Poursuivie pour détention et offre ou cession de cannabis et refus de remettre la convention secrète de déchiffrement d'un moyen de cryptologie, elle a, cependant, été relaxée du délit de refus de remettre ou de mettre en œuvre la convention secrète d'un moyen de cryptologie prévu à l’article 434-15-2 du code pénal(1).
Le procureur général près la cour d'appel de Douai reprochait à l'arrêt rendu le 20 avril 2021 par la cour d'appel de Douai d’avoir relaxé le prévenu en jugeant, de manière générale, que le code de déverrouillage d'un smartphone n'est pas une convention secrète de chiffrement sans même effectuer une analyse des caractéristiques techniques du téléphone concerné, en l’espèce un IPhone 4, analyse pourtant indispensable pour fonder la décision de la juridiction.
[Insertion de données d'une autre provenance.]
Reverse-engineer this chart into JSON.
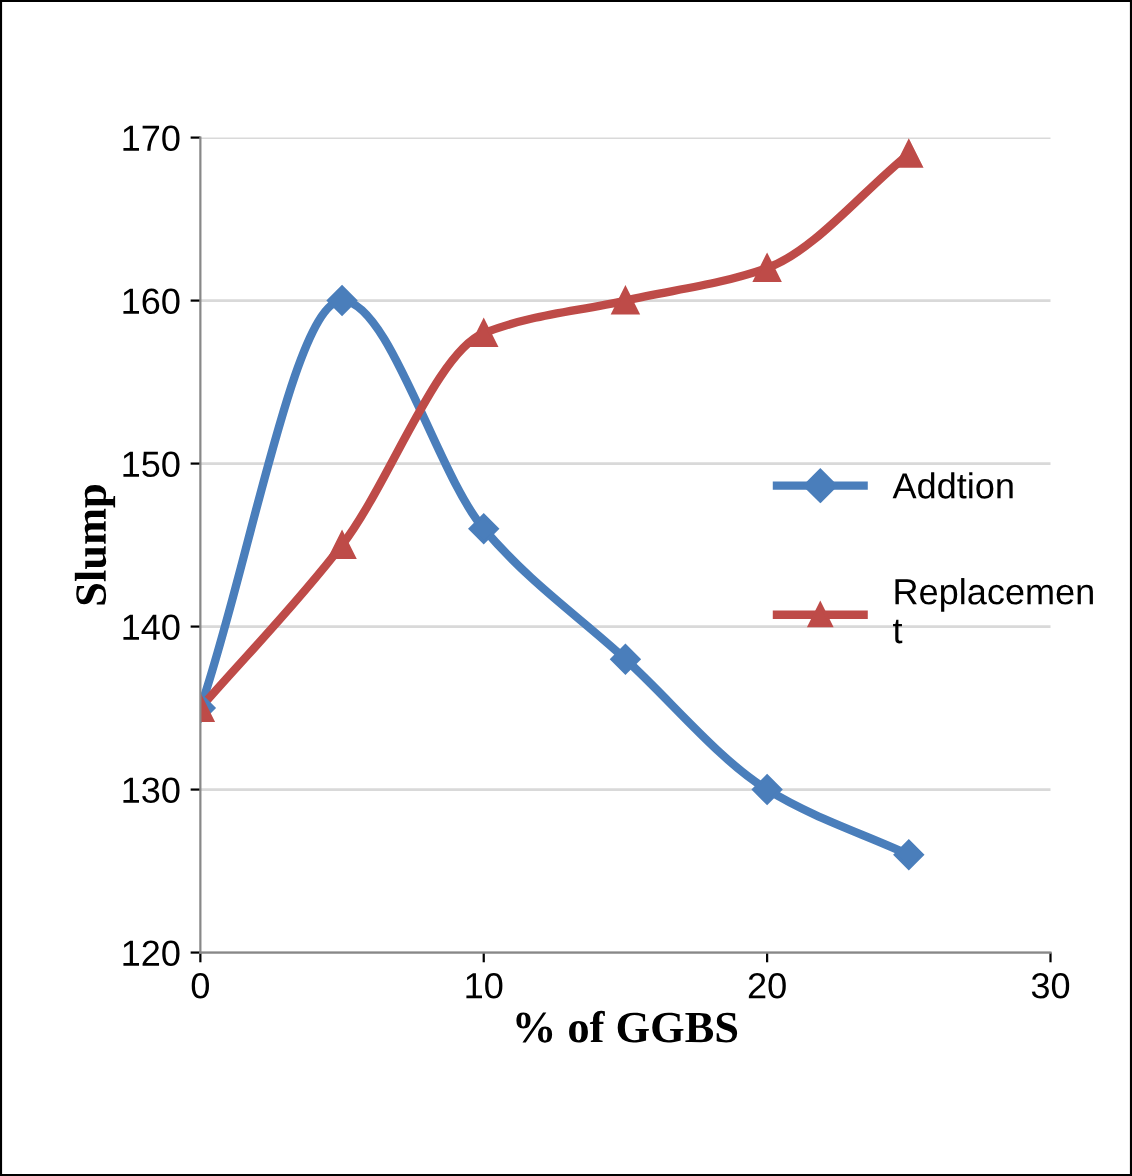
{
  "chart_data": {
    "type": "line",
    "xlabel": "% of GGBS",
    "ylabel": "Slump",
    "x": [
      0,
      5,
      10,
      15,
      20,
      25
    ],
    "series": [
      {
        "name": "Addtion",
        "color": "#4a7ebb",
        "marker": "diamond",
        "values": [
          135,
          160,
          146,
          138,
          130,
          126
        ]
      },
      {
        "name": "Replacemen\nt",
        "color": "#be4b48",
        "marker": "triangle",
        "values": [
          135,
          145,
          158,
          160,
          162,
          169
        ]
      }
    ],
    "xlim": [
      0,
      30
    ],
    "xticks": [
      0,
      10,
      20,
      30
    ],
    "ylim": [
      120,
      170
    ],
    "yticks": [
      120,
      130,
      140,
      150,
      160,
      170
    ],
    "grid": "y",
    "legend": "right",
    "line_style": "solid"
  }
}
Dans sa décision du 7 novembre 2022(2), la Cour de cassation rappelle, d’une part, qu’au regard des dispositions du code de procédure pénale, un moyen de cryptologie s'entend de tout matériel ou logiciel conçu ou modifié pour transformer des données à l'aide de conventions secrètes ou pour réaliser l'opération inverse avec ou sans convention secrète – les moyens de cryptologie ayant principalement pour objet d'assurer la confidentialité, l’authentification ou le contrôle de l’intégrité des données.
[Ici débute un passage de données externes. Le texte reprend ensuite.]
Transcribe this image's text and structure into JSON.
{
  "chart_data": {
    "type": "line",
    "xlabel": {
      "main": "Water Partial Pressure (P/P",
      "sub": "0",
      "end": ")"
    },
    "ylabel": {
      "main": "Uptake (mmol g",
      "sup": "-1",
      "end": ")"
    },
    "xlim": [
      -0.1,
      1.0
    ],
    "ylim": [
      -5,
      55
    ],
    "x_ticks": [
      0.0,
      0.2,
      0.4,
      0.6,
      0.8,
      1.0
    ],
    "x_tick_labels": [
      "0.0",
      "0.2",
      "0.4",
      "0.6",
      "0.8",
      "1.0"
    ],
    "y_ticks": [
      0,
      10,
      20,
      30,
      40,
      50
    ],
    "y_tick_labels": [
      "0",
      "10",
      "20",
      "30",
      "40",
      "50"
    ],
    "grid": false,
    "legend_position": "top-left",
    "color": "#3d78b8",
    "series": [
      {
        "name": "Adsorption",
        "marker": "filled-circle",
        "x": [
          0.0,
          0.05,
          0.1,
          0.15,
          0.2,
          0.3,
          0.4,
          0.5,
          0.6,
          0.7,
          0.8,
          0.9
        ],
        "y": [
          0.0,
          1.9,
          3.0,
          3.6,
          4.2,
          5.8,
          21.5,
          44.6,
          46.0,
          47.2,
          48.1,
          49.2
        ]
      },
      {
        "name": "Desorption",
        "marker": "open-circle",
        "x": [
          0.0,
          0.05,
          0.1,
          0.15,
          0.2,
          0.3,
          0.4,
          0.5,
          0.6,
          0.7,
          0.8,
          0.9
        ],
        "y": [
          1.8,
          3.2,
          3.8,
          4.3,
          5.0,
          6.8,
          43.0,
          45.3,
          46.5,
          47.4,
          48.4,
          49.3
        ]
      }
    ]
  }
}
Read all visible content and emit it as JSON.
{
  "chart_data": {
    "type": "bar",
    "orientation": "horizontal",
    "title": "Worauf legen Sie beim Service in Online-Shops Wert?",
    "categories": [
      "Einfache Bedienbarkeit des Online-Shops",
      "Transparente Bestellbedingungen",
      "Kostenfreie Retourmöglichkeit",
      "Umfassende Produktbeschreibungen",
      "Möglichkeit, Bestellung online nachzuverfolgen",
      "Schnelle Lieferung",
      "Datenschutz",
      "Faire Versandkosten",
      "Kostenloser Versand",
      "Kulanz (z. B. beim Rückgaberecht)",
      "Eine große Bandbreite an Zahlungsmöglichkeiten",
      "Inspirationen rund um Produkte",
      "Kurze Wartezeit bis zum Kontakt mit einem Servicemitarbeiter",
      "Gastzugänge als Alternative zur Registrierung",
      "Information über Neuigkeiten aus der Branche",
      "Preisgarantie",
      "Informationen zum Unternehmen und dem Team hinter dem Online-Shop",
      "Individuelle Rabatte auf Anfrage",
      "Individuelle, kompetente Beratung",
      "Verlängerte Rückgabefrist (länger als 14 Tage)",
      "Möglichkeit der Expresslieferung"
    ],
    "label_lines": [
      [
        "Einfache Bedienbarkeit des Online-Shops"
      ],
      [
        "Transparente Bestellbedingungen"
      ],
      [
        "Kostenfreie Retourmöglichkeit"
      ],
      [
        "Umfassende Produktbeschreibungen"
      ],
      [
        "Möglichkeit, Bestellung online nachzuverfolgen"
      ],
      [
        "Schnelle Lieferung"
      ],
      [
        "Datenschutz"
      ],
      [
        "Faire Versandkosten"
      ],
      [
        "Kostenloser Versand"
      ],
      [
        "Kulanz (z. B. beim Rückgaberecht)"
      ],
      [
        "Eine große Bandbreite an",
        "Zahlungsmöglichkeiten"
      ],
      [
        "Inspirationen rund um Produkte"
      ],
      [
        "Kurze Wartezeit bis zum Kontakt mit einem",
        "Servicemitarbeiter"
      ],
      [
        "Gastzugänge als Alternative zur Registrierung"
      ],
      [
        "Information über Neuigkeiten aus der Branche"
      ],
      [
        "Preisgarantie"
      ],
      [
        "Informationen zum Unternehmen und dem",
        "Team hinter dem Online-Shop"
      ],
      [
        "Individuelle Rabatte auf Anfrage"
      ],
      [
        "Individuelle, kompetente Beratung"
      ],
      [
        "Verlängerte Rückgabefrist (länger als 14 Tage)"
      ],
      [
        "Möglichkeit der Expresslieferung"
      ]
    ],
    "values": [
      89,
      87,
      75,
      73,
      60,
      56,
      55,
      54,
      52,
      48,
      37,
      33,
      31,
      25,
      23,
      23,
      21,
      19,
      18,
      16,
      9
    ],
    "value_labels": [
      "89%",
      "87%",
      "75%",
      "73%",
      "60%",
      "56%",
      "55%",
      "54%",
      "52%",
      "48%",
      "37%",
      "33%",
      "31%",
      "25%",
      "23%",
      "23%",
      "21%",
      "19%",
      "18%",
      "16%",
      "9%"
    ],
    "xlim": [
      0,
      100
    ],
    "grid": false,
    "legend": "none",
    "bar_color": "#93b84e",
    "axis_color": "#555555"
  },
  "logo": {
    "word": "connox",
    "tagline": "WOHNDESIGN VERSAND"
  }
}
D’autre part, elle indique qu’une convention de déchiffrement s'entend de tout moyen logiciel ou de toute autre information permettant la mise au clair d'une donnée transformée par un moyen de cryptologie, que ce soit à l'occasion de son stockage ou de sa transmission.
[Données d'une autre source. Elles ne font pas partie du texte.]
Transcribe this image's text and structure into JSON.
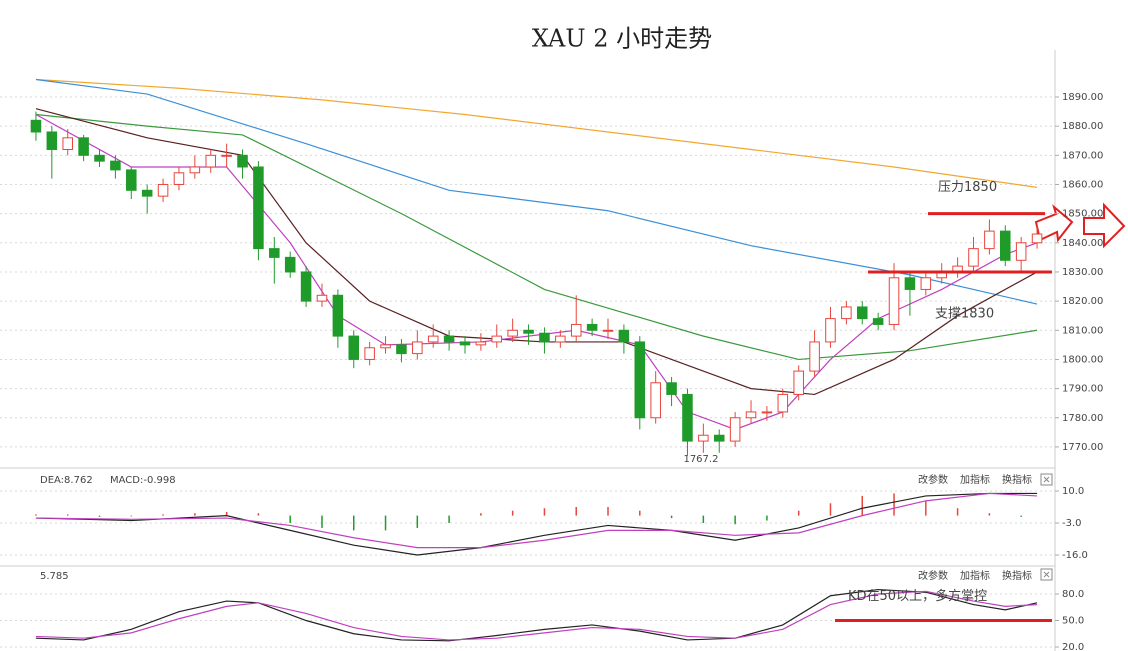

Partant, le code de déverrouillage d'un téléphone mobile peut constituer une clé de déchiffrement si ce téléphone est équipé d'un moyen de cryptologie.
Il appartient donc au juge de rechercher si le téléphone en cause dans une affaire est équipé d'un tel moyen et si son code de déverrouillage permet de mettre au clair tout ou partie des données cryptées qu'il contient ou auxquelles il donne accès.
La Cour de cassation casse et annule l’arrêt rendu par la cour d’appel de Douai et renvoie les parties devant la cour d'appel de Paris.